Progress is real but incremental. Chinese regulators approved only a handful of L3 entries late in 2025—Changan’s SL03 and BAIC’s Arcfox Alpha S, and only for limited routes and speeds—and several well‑publicised incidents have dented consumer trust. Many buyers now treat driver assistance as helpful on highways but unreliable in complex urban scenarios, a sentiment captured by drivers who praise motorway convenience but report sudden braking and misjudgements in city traffic.
Hardware advances in charging and swapping are moving apace alongside software. Huawei unveiled a 1.5 megawatt charging solution, BYD rolled out its liquid‑cooled megawatt flash charge terminals, and Zeekr and others are producing high‑power fast chargers. On swapping, CATL’s two swap brands and NIO together account for thousands of stations, and CATL has set an ambitious multi‑thousand station rollout plan for 2026–beyond, signaling that multiple replenishment models will coexist.

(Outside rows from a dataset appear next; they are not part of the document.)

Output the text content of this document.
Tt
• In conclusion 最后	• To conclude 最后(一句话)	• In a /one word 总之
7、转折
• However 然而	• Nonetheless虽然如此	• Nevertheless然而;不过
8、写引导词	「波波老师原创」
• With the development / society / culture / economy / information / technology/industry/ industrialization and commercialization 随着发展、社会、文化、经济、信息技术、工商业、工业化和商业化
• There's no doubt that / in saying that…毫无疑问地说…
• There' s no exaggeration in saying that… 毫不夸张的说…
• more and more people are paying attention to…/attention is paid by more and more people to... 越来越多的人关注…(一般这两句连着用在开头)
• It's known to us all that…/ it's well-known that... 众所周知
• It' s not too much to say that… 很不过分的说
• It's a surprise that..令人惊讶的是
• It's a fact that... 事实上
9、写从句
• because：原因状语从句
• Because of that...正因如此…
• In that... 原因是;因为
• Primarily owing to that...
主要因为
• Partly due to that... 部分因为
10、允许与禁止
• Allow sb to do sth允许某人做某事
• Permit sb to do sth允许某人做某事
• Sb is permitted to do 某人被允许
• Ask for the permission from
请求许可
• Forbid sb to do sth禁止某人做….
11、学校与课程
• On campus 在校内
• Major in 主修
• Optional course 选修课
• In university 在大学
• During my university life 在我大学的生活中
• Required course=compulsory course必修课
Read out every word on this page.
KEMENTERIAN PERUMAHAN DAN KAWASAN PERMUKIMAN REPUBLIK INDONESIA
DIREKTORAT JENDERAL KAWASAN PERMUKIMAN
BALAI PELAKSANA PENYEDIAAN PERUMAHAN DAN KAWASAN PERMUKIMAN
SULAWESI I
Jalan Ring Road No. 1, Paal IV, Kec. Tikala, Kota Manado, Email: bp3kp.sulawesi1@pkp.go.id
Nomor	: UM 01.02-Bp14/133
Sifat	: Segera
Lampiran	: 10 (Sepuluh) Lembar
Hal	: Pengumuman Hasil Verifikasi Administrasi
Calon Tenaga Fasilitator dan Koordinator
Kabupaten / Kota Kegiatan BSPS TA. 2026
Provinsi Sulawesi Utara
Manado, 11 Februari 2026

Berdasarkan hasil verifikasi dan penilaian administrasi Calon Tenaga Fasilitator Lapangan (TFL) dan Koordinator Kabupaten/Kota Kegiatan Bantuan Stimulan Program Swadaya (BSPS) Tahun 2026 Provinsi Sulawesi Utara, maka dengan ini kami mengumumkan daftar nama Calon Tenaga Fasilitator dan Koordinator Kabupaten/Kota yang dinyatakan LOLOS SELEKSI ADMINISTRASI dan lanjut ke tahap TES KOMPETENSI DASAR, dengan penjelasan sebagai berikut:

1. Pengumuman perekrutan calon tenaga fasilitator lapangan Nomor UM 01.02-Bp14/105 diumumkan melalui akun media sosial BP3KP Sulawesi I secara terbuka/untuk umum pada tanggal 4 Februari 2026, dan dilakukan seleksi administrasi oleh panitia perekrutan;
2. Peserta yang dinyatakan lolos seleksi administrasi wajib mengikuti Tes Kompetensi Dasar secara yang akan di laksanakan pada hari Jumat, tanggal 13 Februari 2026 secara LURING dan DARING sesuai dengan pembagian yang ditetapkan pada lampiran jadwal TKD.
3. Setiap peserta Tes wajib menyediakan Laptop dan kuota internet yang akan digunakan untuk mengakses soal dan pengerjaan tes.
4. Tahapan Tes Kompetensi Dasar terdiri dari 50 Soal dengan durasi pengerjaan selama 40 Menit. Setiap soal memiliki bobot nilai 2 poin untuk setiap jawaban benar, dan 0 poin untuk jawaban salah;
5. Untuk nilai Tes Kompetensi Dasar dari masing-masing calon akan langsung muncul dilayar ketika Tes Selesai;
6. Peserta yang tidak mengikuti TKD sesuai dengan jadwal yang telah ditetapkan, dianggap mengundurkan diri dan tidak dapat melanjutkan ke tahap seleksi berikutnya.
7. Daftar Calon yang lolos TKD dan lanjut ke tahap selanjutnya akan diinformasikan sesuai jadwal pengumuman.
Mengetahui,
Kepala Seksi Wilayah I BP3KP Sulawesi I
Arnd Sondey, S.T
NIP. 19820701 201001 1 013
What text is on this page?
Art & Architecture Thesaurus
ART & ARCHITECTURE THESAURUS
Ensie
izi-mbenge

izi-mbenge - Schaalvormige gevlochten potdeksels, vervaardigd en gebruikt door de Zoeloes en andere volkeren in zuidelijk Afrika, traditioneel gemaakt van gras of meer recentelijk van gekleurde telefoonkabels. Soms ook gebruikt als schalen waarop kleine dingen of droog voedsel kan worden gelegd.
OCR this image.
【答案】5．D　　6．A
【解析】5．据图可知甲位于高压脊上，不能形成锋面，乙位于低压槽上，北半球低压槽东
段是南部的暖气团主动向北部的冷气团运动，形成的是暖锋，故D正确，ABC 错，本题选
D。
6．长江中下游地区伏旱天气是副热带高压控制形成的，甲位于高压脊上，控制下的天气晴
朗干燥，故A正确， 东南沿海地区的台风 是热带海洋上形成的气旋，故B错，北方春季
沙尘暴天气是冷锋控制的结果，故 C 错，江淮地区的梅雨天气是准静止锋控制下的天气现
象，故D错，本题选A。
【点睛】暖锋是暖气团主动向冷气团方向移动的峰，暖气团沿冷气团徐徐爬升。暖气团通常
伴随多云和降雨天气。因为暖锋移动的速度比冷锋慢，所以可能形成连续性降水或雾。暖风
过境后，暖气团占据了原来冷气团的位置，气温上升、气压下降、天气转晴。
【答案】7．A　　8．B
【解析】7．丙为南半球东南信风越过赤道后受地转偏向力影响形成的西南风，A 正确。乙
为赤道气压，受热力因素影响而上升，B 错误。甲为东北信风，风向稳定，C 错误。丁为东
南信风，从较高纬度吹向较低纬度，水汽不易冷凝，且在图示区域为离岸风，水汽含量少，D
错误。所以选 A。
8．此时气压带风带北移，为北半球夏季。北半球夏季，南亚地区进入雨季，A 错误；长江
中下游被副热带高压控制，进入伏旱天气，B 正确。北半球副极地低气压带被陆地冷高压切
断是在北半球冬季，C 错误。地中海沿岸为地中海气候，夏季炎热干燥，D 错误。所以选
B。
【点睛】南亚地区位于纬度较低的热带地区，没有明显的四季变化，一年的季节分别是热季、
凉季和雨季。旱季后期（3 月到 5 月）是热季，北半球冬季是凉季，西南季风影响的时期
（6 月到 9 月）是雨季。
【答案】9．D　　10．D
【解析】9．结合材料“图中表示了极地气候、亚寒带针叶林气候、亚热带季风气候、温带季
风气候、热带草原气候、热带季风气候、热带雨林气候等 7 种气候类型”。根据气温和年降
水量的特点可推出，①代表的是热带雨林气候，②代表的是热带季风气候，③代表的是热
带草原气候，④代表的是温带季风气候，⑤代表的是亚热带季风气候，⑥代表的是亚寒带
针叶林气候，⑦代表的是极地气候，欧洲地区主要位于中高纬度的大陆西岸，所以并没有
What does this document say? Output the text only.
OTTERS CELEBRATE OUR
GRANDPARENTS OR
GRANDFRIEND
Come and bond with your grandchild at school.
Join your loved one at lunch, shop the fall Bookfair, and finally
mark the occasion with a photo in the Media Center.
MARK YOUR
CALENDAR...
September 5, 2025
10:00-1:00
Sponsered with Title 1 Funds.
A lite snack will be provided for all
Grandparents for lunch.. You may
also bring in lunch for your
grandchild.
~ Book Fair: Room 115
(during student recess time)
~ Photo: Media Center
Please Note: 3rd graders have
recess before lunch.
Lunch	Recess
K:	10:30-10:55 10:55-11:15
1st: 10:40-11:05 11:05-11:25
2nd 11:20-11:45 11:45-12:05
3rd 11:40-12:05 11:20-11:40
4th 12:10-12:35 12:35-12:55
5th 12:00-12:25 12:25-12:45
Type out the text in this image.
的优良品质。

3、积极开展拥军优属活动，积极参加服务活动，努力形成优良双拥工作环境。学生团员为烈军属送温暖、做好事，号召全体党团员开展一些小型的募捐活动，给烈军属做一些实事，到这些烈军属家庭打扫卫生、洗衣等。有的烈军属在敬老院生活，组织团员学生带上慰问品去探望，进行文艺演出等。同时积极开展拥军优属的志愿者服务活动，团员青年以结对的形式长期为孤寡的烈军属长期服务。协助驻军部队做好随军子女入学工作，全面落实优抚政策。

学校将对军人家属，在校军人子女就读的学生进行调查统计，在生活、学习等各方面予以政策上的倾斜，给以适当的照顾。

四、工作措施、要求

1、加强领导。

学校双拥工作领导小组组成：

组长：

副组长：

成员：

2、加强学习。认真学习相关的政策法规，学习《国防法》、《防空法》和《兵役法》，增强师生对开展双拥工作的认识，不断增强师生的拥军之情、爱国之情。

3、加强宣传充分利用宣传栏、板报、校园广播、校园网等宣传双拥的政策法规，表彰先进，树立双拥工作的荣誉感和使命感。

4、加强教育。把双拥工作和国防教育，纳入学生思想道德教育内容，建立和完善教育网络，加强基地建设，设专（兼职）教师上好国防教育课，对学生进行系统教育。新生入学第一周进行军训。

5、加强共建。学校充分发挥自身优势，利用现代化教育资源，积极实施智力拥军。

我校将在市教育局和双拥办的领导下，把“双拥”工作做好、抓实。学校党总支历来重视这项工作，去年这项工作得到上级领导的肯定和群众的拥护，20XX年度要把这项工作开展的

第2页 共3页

Policy changes are forcing a strategic reset. China moved from ten years of full purchase‑tax exemption to a half‑tax regime from January 1, 2026, lowering the maximum tax break from about RMB 30,000 to 15,000 and converting trade‑in subsidies to price‑linked proportions. That shift produced a late‑2025 “last‑train” buying rush and marks the sector’s transition from policy support to market discipline: 2026 will be a year of “bare competition” where unit economics, product fit and after‑sales ecosystems matter more than headline penetration.
The industry’s near term winners will be those that combine scale manufacturing with proprietary software, diversified replenishment strategies and credible service ecosystems. The losers will be brands that rely solely on price or lag in software and localized product cadence. As Chinese EV makers expand abroad and global incumbents launch range‑extended models, 2026 will expose which approaches are transnationally competitive and which are only viable in a heavily localised Chinese market.